Sin embargo, es conveniente precisar que no todas las razones que sustentan el livor femenino hunden sus raíces en la manigua del inconsciente. De hecho, hay algunas de ellas que se caracterizan por una indiscutible dosis de practicidad. Pienso, por ejemplo, en las ventajas relacionadas con el alivio de no menstruar, la facilidad de orinar en cualquier lugar y el reconocimiento popular asociado con la promiscuidad masculina.
Lamentablemente para los usufructuarios del modelo androcrático hubo un momento en que este relato sufrió una importante modificación. Las mujeres decidieron salir de su encierro doméstico para ocupar posiciones cimeras en los espacios sociales tenidos como columnas principales de la vida en comunidad.
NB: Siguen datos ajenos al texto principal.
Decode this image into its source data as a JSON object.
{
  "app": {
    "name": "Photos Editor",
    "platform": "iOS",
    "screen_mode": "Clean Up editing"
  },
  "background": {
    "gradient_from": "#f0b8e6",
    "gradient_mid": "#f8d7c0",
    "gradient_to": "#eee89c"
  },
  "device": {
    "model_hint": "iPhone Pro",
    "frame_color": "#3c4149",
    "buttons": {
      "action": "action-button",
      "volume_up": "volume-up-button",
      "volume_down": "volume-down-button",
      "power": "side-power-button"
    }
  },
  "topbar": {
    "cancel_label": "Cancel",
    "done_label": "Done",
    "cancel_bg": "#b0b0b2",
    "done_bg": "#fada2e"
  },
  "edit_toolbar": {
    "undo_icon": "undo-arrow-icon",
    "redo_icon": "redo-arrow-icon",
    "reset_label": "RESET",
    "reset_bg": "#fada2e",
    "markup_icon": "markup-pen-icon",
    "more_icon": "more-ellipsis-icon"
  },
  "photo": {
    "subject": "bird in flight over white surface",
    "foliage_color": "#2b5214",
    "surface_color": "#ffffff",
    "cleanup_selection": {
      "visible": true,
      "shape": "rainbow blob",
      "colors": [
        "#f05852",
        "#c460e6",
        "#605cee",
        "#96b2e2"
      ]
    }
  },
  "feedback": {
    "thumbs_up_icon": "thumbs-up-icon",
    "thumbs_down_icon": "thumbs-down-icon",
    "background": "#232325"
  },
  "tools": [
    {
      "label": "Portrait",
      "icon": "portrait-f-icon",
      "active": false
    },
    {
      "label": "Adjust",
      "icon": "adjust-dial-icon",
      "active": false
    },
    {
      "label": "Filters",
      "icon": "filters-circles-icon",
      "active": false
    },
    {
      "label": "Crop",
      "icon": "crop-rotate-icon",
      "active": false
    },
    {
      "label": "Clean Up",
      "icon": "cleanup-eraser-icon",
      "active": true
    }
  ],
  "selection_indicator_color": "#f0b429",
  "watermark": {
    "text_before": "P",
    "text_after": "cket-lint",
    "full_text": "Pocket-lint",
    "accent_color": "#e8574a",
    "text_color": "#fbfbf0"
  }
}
Y de hecho, a la chita callando, consiguieron transformarse en sólidas cariátides, en seres que conjugan, en su compleja individualidad, roles tan variados como fascinantes: hijas y madres, amigas y amantes, trabajadoras y empresarias.
Abundan los hombres que no terminan de adaptarse a la nueva realidad. Y aunque ellos muchas veces prefieran impostar la voz del visionario que informa a su audiencia acerca de la proximidad de acuciantes desafíos globales, lo cierto es que en la inmediatez de sus entornos no hacen otra cosa que aferrarse a las viejas prerrogativas. Se limitan a pontificar a todo gañote sobre la inmarcesible igualdad de “género”, sin atreverse siquiera a trasladar una sola de sus declaraciones políticamente correctas al plano de las realizaciones, como por ejemplo aquellas referidas al principio administrativo “a igual trabajo, igual salario”.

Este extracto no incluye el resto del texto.